S208 – Catabolism of Gycoconjugates in Cholesteatoma Tissue

Abstract

Objectives 1) To determine the activity of N-acetylo-beta-D-hexosaminidase (HEX), alpha-mannosidase (alpha-MAN) and beta-galactosidase (beta-GAL)in acquired cholesteatoma and normal retroauricular skin specimens. 2) To assess the level of catabolism of glycoconjugates in assays of cholesteatoma extracts, quantifying HEX, alpha-MAN and beta-GAL. Methods Cholesteatomas (n=21) and normal adult post-auricular skin, served as controls(n=21), were collected during surgery in 2006–2007. Exoglycosidases activity was evaluated by determination, the amount of released p-nitrophenol from p-nitrophenol derivatives of appropriate sugars (beta-N-acetylglucosamine, alpha-mannose, and beta-galactose). Statistical analysis was conducted using the Student's t-test; p<0.05 was regarded as significant. Results In 19 of 21 specimens we observed significantly higher activity of investigated enzymes in cholesteatoma tissue compared with control tissue (p<0.05). Mean activity of HEX, alpha-MAN and beta-GAL from the cholesteatoma cells was adequate: 68.55 ±30.77 nkat/g, 1.85 ±1.14 nkat/g and 1.92 ±1.11 nkat/g wet tissue. In the control probes, adequate: HEX: 31.79 ±10.02 nkat/g, alpha-MAN: 0.69 ±0.24 nkat/g and beta-GAL: 0.86±0.22 nkat/g wet tissue. The correlation of two variables: enzyme activity in cholesteatoma and enzyme activity in skin specimens was positive. Pearson's coefficient was equal r= 0.3815 (HEX), r= 0.527 (alpha-MAN) and r= 0.489 (beta-GAL).

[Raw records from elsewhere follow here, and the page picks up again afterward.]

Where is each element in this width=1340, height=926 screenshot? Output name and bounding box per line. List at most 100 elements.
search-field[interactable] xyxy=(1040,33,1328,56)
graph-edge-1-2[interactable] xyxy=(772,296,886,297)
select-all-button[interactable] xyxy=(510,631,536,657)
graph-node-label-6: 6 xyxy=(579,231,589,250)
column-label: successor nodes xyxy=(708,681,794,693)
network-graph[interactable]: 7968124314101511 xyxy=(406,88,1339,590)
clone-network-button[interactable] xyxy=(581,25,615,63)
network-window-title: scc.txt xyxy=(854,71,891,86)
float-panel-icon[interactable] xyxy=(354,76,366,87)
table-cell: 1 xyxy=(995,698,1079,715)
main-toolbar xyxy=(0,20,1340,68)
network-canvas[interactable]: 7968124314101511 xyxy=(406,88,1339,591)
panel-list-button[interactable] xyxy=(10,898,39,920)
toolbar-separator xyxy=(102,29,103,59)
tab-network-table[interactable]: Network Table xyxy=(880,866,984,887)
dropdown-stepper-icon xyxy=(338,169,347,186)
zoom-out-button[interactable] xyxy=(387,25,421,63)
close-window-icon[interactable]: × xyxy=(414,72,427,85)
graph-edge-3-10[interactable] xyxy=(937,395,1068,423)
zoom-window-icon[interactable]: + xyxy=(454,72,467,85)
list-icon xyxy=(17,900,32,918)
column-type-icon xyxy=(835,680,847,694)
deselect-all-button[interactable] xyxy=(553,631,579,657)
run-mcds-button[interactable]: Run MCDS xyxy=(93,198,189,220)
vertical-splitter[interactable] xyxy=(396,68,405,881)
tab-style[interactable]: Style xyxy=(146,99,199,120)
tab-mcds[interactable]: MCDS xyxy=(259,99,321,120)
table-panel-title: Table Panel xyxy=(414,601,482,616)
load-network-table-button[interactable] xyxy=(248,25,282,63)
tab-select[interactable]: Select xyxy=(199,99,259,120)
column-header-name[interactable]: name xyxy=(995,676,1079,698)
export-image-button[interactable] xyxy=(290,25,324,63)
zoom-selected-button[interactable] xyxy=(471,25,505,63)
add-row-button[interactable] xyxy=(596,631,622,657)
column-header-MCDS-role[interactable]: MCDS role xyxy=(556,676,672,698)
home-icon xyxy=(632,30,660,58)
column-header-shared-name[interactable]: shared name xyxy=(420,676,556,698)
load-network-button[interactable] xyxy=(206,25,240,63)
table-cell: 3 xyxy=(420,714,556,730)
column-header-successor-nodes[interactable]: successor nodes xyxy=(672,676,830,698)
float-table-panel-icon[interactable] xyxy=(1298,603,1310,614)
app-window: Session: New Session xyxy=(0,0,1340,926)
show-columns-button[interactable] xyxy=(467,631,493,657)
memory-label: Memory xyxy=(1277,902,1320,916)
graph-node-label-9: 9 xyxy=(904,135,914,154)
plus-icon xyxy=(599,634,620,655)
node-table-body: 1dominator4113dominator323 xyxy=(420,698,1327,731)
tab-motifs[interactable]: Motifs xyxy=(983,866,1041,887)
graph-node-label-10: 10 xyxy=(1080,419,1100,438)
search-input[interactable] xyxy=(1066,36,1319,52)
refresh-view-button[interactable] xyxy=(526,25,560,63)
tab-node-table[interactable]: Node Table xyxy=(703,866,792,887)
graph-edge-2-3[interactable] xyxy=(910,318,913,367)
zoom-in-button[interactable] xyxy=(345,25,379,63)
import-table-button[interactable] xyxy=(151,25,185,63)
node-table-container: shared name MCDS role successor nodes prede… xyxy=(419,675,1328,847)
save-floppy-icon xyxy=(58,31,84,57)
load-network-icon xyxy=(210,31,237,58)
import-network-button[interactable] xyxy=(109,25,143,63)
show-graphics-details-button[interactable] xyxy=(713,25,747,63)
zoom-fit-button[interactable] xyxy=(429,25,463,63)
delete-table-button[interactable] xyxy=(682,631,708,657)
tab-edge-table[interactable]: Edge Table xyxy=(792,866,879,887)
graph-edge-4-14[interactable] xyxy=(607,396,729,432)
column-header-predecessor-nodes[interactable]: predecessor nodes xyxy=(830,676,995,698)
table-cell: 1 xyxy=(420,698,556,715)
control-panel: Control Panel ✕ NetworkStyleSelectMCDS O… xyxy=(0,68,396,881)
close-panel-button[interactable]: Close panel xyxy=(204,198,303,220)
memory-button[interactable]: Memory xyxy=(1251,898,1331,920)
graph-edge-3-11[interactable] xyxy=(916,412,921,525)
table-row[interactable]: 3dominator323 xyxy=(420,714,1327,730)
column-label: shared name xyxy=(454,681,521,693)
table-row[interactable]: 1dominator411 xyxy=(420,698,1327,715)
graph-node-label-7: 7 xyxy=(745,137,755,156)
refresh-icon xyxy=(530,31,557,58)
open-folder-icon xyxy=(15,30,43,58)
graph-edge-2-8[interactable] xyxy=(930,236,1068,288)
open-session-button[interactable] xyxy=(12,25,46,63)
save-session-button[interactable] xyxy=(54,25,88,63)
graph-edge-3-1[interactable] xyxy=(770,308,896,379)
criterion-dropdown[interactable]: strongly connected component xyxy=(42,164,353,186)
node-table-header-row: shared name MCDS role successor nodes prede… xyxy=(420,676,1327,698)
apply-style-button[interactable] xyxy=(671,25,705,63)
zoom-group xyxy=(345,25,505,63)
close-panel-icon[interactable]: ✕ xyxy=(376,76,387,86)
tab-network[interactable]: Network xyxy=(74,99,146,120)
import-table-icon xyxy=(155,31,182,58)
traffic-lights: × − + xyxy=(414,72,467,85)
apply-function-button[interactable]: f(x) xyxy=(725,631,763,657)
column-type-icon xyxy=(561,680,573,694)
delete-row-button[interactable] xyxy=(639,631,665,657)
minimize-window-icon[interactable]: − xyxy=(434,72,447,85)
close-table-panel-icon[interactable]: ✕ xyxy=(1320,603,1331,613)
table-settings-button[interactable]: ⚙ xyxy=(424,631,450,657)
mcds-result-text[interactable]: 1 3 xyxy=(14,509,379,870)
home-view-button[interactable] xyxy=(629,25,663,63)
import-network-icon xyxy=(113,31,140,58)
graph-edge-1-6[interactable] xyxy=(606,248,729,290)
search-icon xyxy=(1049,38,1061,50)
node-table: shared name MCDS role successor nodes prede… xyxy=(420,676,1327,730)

Conclusions Catabolic reactions involving glycoproteins, glycolipids, and proteoglycans may play a role in the pathogenesis of acquired cholesteatoma. The present data indicating that lysosomal exoglycosidases HEX, alpha-MAN and beta-GAL are significantly and consistently elevated suggest the need to further assess correlations between levels of HEX, alpha-MAN and beta-GAL and cholesteatoma behavior. Further research should also evaluate the relative importance of these particular exoglycosidases in considering the spectrum of identified inflammatory mediators.